Wild Like Flowers, Chapter 2: To be Daybreak
"That is another funny thing about life—it is often right where you are. Yes, life’s ordinariness is its most surprising characteristic. Daybreak’s preamble taught me that."
This is Chapter 2 of my second book, Wild Like Flowers: The Restoration of Relationship Through Regeneration. You can buy the book here. Or, you can read it here.
Chapter 2
I thought the darkness would not yield,
Glooming the sun-forgotten sky,
'Till pulsing, surging glows revealedA far-off burning,—home or field,
Up flung the light. Oh whence? O why?
I thought forgetfulness had spread
A Lethean gloom athwart one sky,
'Till memory's light crept warmly red
From flame I deemed in ashes dead.Up leapt the light. Oh whence? Oh why?
Ruby Archer
Intense darkness is daybreak’s preamble. It is also the best part of my day. I wake up every morning at five o’clock. For the next few hours, the house feels empty and everything is perfectly quiet. Everyone is asleep and so are our neighbors and their loud tractors. That is unfair—we have but one neighbor and they do not own a tractor.

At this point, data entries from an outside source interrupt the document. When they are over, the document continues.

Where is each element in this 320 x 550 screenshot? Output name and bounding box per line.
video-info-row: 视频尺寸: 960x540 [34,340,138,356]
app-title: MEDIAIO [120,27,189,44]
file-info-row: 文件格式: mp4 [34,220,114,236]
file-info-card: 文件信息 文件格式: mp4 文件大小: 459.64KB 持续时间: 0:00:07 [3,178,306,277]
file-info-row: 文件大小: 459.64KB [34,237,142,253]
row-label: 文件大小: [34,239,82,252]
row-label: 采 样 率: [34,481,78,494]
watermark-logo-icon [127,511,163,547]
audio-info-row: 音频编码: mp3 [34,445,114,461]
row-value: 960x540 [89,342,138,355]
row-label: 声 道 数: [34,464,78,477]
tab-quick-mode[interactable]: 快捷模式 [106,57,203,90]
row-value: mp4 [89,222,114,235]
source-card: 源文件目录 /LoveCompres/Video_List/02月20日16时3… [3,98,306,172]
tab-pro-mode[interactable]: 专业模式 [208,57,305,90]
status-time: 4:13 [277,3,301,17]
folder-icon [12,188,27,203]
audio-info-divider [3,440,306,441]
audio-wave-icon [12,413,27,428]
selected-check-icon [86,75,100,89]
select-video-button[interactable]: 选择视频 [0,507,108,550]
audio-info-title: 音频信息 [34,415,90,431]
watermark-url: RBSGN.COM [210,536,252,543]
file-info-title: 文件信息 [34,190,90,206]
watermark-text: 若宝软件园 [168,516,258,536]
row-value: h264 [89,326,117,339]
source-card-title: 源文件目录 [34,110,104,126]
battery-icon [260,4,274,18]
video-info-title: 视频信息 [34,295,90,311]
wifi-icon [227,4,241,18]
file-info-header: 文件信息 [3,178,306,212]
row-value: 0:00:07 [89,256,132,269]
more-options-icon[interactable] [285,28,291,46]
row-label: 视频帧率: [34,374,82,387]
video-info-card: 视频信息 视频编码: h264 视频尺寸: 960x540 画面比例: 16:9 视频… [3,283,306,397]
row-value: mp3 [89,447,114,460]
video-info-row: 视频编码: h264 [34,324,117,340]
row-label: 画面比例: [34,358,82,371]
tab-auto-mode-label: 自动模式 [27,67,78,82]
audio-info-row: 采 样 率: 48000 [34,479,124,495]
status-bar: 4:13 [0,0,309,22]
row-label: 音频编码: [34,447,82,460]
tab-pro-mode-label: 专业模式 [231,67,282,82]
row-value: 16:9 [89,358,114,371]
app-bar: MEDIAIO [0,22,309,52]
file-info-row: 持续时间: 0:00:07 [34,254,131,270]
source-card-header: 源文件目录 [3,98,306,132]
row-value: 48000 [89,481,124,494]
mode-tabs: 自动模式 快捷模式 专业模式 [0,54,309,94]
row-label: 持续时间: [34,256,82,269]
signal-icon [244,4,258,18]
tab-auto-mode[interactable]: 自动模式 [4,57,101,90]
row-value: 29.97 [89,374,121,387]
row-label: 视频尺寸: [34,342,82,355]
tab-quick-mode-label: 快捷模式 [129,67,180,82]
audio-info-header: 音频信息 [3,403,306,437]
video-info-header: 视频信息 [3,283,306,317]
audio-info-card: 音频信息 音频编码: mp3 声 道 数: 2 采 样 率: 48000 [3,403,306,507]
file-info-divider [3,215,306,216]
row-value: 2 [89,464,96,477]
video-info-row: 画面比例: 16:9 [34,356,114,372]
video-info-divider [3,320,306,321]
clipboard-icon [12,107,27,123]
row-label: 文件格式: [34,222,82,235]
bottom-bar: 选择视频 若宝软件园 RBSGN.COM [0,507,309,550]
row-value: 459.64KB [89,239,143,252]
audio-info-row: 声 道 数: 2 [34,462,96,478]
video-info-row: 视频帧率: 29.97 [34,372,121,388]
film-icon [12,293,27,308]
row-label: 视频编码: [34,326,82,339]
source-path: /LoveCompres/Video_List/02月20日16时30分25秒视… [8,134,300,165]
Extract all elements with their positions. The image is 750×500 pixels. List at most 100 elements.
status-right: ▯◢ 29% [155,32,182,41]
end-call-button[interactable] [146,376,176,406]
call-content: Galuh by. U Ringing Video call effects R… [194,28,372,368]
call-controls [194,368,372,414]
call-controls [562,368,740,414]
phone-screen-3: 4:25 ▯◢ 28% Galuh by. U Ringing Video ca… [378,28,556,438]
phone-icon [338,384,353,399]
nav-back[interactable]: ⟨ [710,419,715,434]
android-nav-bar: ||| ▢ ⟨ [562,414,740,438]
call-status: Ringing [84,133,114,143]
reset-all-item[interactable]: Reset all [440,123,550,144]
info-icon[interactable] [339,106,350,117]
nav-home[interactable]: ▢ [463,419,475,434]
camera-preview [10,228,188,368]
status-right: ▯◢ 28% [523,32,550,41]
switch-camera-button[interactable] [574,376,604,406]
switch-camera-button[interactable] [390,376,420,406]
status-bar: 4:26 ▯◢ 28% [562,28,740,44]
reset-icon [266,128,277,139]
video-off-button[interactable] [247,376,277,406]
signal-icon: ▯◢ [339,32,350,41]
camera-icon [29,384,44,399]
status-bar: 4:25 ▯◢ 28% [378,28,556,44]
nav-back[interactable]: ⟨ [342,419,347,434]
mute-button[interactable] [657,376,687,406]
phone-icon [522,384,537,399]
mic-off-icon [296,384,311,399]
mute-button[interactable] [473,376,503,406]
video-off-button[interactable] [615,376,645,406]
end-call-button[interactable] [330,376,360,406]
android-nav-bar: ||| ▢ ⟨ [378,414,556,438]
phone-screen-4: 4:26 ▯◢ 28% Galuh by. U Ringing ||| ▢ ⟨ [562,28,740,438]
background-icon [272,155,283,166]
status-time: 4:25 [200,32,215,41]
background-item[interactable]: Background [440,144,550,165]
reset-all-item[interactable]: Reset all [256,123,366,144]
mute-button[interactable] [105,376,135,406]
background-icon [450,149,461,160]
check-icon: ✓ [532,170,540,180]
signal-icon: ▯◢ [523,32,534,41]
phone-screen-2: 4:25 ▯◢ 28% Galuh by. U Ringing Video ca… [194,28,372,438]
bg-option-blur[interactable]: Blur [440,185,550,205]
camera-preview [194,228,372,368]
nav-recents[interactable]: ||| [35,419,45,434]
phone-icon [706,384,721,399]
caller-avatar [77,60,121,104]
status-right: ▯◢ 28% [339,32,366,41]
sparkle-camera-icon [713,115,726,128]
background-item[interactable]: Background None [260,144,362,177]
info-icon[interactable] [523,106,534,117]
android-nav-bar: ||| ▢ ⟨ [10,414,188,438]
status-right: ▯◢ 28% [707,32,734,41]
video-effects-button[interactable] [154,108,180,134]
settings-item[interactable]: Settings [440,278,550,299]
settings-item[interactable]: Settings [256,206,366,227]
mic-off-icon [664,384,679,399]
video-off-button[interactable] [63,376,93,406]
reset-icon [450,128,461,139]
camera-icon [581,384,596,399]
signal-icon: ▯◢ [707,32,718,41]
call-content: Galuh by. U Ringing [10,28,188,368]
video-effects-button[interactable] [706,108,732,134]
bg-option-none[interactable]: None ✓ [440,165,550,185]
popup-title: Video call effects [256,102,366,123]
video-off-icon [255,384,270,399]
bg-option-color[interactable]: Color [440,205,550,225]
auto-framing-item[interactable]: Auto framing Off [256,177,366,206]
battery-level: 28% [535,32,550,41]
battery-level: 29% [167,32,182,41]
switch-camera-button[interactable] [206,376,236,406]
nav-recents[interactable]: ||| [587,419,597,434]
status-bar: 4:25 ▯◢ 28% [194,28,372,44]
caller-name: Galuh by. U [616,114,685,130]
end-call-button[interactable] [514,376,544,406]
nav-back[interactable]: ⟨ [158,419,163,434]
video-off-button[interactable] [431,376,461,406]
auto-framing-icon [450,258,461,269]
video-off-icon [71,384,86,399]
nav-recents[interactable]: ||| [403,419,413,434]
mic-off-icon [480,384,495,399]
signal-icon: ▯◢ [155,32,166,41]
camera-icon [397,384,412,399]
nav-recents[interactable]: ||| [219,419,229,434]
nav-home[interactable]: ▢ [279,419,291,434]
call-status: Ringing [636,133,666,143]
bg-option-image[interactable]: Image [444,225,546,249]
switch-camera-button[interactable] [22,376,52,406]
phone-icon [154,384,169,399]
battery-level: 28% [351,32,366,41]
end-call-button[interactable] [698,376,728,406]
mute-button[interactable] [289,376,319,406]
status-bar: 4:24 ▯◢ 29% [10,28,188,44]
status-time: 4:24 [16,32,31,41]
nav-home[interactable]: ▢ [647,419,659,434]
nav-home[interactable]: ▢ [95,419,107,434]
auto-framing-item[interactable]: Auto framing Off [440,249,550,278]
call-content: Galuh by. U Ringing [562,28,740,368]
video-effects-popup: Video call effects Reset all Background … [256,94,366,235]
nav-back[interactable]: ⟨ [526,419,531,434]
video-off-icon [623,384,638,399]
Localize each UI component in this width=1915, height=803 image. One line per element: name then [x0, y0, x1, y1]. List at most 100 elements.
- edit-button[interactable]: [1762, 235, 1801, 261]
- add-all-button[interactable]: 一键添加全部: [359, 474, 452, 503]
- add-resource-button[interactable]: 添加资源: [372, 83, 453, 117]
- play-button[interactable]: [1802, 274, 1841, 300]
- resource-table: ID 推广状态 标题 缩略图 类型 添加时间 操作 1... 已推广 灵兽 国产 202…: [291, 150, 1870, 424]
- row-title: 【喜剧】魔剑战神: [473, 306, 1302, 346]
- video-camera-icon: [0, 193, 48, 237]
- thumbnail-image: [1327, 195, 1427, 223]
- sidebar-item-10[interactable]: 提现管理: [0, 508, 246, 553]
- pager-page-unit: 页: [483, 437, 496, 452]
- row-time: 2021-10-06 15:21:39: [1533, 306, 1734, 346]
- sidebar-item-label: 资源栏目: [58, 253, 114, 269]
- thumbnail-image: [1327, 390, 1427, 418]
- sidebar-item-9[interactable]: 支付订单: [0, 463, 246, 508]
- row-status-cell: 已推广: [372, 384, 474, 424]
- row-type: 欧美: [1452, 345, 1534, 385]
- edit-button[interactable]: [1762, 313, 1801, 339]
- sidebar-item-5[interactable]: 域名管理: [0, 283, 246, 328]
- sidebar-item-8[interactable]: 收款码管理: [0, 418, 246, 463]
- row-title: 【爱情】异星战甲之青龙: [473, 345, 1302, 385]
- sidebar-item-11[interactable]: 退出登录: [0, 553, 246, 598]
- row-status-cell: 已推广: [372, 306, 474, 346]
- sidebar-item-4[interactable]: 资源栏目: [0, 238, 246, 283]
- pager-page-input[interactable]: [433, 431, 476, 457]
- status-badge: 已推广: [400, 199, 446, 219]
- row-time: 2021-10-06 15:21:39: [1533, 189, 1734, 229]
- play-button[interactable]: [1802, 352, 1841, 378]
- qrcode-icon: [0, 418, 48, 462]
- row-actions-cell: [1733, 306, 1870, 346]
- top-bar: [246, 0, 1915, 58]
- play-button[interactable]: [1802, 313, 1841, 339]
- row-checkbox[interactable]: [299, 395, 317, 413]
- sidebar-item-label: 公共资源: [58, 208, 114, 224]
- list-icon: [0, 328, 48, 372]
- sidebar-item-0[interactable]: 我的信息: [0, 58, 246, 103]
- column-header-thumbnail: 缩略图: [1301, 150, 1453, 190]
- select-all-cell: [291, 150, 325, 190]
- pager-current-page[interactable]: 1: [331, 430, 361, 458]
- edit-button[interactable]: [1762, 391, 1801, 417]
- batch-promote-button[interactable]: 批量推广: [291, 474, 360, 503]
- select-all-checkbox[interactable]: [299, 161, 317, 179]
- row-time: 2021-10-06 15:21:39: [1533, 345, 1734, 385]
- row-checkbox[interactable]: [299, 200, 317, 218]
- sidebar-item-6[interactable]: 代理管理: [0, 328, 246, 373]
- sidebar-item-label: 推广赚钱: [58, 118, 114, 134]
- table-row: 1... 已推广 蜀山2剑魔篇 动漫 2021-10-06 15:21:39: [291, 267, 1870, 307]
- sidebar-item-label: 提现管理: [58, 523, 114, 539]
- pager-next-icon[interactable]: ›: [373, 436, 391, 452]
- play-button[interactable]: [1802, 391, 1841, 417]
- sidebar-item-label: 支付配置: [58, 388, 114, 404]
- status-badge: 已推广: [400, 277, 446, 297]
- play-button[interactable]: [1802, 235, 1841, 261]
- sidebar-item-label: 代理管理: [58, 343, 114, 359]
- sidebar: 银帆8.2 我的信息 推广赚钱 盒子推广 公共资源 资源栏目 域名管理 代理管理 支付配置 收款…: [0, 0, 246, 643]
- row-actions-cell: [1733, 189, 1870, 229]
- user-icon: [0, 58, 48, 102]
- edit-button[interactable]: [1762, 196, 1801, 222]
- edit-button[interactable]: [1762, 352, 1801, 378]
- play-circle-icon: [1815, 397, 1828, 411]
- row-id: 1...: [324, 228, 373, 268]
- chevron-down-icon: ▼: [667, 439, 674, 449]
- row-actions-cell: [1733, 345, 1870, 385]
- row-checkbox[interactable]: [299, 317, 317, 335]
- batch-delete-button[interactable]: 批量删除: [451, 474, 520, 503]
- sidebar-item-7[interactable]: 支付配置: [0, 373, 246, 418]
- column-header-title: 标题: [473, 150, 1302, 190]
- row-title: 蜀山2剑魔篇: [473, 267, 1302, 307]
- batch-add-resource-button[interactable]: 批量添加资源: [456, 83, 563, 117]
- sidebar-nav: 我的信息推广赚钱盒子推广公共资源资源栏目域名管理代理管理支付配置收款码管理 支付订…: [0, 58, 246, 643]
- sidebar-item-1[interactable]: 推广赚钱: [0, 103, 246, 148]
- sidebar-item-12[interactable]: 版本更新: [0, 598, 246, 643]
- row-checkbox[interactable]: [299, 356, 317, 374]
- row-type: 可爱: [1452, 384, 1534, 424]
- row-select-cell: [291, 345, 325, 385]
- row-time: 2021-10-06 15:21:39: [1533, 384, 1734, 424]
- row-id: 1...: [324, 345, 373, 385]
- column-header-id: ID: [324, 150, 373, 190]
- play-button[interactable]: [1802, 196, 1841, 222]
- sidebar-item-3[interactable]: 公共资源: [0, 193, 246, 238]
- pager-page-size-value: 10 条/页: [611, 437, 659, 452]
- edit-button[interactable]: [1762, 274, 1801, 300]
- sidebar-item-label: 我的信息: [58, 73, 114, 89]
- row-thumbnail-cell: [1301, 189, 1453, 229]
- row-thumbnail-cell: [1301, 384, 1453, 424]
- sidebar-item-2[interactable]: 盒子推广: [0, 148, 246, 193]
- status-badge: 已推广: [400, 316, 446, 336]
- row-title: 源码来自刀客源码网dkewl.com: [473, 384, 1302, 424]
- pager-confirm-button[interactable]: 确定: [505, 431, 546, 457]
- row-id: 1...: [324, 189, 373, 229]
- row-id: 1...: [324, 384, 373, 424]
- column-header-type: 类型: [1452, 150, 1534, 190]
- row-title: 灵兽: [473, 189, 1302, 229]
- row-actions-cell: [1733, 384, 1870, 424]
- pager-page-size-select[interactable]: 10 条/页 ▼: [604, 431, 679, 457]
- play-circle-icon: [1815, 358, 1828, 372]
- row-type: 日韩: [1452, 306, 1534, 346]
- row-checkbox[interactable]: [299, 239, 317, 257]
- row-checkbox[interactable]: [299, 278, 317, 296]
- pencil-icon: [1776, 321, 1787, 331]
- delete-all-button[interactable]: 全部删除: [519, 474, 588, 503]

In Nelson County, Virginia, atop the James River and below the panoramic canvas of the Blue Ridge Mountains, there is a small city that is thinly populated and notable for nothing. It sits exactly twelve miles distant from two major roads—roads that carry people quickly to where they are going. But our roads are small and carry us unhurriedly, for we do not want to go anywhere. Our forgotten town is named after the first Indigenous chief confronted by English settlers in North America. But this chief was not from this area or even Virginia at all—he was from North Carolina.
At the time of this writing, the median age is nearly fifty years old and every ten years the population drops by almost half. Life is good here, although the American Population Census tells a different tale. Growth has never been a good indicator of health. My neighbor is eighty-three and is perfectly happy to see more squirrels today than people, me included. Wingina is perhaps one of the few places left in America with growth that is inversely proportional to modernity’s upward trend, and my neighbor and I are okay with that.